You can try RESTORE HEADERONLY on your backup file, as described here

that should give you the information you're looking for.

OTHER TIPS

If you have access to the SQL Server instance where the backup was originally run, you should be able to query msdb:

SELECT backup_set_id, backup_start_date, backup_finish_date
FROM  msdb.dbo.backupset  
WHERE database_name = 'MyDBname' AND type = 'D' 

There are several table relating to backup sets:

  • backupfile -- contains one row for each data file or log file backed up
  • backupmediafamily -- contains one row for each media family
  • backupmediaset -- contains one row for each backup media set
  • backupset -- contains one row for each backup set

By querying these tables you can determine when the last backups occurred, what type of backups occurred and where the files were written to.
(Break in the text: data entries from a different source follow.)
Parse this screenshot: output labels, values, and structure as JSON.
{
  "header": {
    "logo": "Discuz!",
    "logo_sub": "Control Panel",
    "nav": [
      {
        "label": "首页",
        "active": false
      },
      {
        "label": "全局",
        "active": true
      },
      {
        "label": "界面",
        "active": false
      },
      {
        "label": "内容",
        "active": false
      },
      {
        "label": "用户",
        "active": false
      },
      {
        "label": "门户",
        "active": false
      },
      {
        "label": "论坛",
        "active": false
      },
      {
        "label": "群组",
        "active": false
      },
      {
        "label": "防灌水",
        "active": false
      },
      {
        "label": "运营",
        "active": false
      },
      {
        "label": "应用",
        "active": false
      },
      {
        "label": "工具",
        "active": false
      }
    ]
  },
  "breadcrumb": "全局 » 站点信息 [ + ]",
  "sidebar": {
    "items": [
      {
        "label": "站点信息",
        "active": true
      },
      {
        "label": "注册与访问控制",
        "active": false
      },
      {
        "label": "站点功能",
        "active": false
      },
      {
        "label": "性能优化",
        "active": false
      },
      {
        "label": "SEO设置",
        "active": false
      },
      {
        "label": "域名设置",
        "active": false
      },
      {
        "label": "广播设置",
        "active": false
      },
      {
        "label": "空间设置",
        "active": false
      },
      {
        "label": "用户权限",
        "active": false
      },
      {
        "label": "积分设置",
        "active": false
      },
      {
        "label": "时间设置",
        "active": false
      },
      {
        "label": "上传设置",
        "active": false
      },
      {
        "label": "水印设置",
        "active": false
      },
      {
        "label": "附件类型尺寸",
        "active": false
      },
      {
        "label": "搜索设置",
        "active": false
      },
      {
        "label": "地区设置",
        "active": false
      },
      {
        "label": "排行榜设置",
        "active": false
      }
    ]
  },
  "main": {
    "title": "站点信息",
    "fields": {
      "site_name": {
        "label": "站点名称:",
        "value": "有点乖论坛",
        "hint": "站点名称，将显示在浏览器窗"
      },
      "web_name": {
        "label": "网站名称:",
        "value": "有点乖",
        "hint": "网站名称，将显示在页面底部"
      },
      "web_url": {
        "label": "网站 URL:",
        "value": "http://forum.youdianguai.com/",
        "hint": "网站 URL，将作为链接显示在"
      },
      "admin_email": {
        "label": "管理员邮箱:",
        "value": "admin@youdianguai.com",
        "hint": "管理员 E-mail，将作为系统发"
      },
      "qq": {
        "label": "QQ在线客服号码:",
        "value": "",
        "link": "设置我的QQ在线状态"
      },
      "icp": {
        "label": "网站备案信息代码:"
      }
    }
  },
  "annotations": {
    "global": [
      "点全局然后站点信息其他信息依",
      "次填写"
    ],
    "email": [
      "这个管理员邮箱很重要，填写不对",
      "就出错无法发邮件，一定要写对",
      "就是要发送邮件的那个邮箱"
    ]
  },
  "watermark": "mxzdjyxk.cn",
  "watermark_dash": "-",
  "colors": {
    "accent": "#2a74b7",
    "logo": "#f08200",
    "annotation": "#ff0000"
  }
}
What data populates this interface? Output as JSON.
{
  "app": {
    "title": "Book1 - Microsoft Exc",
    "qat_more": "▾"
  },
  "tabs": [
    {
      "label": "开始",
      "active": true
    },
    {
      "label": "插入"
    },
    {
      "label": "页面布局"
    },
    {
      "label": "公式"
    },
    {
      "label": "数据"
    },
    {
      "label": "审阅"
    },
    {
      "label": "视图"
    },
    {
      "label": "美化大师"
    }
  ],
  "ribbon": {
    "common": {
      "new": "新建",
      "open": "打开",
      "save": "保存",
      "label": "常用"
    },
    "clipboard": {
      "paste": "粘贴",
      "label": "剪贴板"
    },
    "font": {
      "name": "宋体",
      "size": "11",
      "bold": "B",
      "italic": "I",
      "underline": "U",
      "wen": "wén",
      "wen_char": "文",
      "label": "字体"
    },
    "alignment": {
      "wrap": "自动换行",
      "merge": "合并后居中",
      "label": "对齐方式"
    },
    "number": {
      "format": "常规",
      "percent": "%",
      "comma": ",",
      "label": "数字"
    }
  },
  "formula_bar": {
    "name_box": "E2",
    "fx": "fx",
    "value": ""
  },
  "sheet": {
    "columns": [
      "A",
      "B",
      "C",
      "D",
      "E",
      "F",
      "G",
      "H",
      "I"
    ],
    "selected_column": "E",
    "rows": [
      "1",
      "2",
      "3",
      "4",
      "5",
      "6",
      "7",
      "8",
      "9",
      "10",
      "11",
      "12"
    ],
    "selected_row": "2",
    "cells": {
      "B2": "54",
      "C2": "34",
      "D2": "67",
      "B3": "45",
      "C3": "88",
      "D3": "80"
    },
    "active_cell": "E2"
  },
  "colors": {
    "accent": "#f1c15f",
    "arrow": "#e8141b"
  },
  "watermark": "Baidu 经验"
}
A bit late, but should be what you want.

Each write to the database is an entry in the log file. Which has an LSN. This must be stored in the backup for log restores at least.

So, how to match LSN to a datetime?

SELECT TOP 5 [End Time] AS BringFirst, *
FROM ::fn_dblog (NULL, NULL)
WHERE [End Time] IS NOT NULL
ORDER BY BringFirst DESC

I've never used this before (just had a play for this answer). Some writes are very likely part of the backup itself, but you should be able to distinguish them with some poking around.

as far as I know in the master database there exists a Log-table where every write is stored with detailed information. BUT I'm unsure if you need to enable the Log-mechanism - so that the default is not to log and you have to enable it. In Oracle for example it is the way around there exists a system-database table Log that you can query.

If that is not the case - you could still write yourself a trigger and apply that on every table/column needed and do the logging yourself.